Otherwise, create a copy of the first node of the list and "put it aside" for now.
Create two new lists from the rest of the original list:
- a list containing all values greater than or equal to the value of the first node;
- a list containing all values smaller than the value of the first node.
Remember, you have to make these lists yourself and they have to copy the values in the original nodes.
Sort these two new lists using a recursive call to the quicksort function.
Append everything together in order:
- The list of nodes with values smaller than the first node,
- the copy of the first node,
- and the list of nodes with values greater than or equal to the first node.
Use the append_lists function defined in linked_list.c to do the appending.

Memory management

Remember, when you use malloc or calloc to allocate memory, that memory must be explicitly freed (using the free function) before the end of the program or you have a memory leak. It can be tricky avoiding memory leaks, but here is a specific suggestion: don’t ever do this:

node *list;
/* ... some code which assigns values to 'list' ... */
/* Sort the list and set the list pointer to point to the sorted list. */
list = sort_list(list);

In this case, sort_list() returns a new (sorted) list, and the list pointer list is set to the head of that list. This is a memory leak, because the old list that list pointed to was never freed. The right way to do this is as follows:

node *list;
node *sorted_list;
/* ... some code which assigns values to 'list' ... */
/* Sort the list and set the list pointer to point to the sorted list. */
sorted_list = sort_list(list);
free_list(list);
list = sorted_list;

The result is the same, but there’s no memory leak.

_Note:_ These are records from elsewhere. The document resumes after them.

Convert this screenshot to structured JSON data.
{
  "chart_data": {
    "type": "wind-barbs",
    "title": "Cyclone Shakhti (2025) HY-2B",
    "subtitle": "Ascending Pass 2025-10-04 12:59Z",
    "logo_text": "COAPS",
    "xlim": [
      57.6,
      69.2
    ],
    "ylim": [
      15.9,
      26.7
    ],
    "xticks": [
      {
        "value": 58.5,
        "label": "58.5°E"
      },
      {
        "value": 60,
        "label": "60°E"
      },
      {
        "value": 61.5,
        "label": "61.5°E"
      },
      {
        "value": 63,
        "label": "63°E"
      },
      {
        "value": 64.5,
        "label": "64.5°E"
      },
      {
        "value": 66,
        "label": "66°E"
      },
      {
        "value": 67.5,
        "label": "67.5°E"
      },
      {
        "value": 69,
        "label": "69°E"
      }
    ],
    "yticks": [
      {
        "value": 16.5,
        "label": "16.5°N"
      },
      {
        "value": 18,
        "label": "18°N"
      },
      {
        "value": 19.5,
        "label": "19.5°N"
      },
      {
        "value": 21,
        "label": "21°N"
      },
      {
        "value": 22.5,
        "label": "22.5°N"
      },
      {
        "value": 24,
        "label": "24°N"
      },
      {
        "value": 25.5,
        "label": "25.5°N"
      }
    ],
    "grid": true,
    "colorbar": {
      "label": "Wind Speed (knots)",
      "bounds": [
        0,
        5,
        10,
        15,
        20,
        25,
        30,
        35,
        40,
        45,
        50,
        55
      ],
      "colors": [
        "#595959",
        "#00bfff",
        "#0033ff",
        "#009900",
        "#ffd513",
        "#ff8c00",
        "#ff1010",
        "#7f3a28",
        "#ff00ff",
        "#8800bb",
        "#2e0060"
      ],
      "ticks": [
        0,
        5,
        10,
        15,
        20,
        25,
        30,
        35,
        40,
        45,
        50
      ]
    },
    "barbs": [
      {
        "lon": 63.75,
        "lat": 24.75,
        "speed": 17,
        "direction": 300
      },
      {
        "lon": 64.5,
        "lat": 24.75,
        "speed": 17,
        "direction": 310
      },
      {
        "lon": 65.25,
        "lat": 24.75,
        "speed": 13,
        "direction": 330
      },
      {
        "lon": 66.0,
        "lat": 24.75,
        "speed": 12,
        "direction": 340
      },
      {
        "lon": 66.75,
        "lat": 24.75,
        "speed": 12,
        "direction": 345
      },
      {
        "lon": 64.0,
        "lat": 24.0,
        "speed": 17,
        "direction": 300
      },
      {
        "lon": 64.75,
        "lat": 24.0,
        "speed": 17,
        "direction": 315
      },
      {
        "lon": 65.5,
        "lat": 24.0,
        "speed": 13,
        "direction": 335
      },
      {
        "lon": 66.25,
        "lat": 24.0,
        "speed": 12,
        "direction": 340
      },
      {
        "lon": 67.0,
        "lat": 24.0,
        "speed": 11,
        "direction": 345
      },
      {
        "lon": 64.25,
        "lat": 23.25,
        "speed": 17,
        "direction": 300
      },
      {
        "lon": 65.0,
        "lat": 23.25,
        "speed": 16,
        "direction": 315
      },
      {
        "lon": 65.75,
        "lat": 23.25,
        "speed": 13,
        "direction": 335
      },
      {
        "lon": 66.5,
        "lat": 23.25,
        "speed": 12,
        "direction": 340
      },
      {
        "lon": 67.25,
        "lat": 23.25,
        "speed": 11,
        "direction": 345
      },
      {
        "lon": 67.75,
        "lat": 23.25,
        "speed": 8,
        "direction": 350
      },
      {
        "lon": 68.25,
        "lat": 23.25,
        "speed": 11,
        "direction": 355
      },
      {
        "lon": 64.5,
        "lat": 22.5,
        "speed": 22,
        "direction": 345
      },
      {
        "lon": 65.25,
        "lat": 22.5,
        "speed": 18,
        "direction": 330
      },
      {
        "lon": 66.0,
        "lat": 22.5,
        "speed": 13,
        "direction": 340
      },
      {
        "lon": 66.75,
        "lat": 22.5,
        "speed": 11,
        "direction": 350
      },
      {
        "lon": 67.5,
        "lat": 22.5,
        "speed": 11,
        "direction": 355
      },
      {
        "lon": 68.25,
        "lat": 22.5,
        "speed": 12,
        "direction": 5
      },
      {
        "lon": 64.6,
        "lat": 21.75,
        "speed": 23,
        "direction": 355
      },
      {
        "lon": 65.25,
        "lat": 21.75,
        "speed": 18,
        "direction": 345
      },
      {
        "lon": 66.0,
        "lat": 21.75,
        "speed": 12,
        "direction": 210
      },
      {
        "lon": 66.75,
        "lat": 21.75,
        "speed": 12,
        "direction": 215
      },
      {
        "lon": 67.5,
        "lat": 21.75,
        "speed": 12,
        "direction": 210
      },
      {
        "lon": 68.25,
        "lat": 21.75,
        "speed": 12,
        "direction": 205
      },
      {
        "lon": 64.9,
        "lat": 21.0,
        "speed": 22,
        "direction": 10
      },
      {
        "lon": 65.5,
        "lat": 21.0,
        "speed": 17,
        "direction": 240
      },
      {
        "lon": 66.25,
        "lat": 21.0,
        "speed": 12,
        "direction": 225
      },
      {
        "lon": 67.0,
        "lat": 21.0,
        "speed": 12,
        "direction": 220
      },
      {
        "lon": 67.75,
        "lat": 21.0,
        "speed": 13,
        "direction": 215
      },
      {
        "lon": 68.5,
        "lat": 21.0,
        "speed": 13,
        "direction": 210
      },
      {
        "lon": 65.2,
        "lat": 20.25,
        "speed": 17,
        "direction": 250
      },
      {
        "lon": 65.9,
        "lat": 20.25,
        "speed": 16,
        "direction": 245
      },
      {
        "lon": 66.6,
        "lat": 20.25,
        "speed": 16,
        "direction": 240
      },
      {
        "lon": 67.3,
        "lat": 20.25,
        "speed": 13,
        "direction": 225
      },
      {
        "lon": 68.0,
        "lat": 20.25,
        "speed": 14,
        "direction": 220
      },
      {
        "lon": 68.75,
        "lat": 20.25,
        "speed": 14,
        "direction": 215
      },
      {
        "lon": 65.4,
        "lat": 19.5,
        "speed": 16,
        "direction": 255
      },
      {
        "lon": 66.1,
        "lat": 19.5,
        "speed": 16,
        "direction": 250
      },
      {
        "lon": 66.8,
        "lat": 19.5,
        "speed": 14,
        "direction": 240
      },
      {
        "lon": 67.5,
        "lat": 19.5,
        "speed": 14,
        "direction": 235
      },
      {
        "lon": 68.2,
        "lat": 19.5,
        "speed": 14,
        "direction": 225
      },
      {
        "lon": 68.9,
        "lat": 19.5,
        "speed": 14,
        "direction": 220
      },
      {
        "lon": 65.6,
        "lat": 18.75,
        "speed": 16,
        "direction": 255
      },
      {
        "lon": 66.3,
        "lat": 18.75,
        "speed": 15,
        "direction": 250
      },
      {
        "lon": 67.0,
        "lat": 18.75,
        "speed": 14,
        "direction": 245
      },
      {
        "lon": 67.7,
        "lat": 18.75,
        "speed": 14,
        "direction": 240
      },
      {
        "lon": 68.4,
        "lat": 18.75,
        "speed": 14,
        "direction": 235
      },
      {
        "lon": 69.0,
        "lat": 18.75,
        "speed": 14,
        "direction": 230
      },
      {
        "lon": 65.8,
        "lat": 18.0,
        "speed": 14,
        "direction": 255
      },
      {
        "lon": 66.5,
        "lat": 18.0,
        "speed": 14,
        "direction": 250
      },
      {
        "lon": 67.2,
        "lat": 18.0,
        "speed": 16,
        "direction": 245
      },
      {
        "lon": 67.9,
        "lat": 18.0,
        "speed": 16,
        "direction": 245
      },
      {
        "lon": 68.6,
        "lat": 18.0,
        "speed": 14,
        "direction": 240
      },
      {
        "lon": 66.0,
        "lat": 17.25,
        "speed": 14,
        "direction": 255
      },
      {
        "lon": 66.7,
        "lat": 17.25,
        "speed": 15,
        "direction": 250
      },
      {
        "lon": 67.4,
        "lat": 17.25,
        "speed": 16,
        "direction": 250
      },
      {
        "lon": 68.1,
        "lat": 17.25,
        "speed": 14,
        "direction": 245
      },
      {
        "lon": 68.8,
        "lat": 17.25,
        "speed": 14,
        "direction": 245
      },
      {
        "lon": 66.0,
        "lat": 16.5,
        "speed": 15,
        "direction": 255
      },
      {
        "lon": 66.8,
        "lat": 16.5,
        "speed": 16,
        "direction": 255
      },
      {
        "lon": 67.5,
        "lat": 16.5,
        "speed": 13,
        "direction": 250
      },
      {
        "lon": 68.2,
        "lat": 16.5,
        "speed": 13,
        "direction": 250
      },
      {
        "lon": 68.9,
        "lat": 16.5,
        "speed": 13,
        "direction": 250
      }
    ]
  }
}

Use the same memory leak checker you used last assignment to make sure that you haven’t inadvertently leaked any memory. Recall that you do this by putting these lines at the top of the file quicksorter.c:

#include <stdlib.h>
#include "memcheck.h"

and then putting this line in the main function before exiting:

print_memory_leaks();

In addition, if you can’t track down a memory leak you might try changing the following line in memcheck.c from

#define DEBUG 0

#define DEBUG 1

and recompiling. This will give more verbose output relating to memory allocation.

Code supplied

There are a number of useful utility functions supplied in linked_list.c and declared in linked_list.h. Please use these instead of writing your own versions; it will save you a lot of time. You will need to write #include "linked_list.h" in your code in order for this to work.

Testing your program

We’re supplying you with a test script similar to the test script for assignment 3 (though not as rigorous). Also test your program on some numbers you generate by hand. If you need to use a debugger, read the gdb page to learn how to use gdb (the debugger for gcc).

Supporting files

The Makefile.

Once again, be sure that all the command lines in the Makefile start with tabs, or they will not work.
The test script.
Before running it, do
$ chmod +x run_test
to make the test script executable. Make sure your program passes the test script before you hand it in.
linked_list.c and linked_list.h.
The memory leak checker: memcheck.c and memcheck.h.

To hand in

The quicksorter.c program.

References

Darnell and Margolis, chapter 9.
K&R, chapters 1 and 5.
Any algorithms textbook e.g. Sedgewick, Algorithms in C.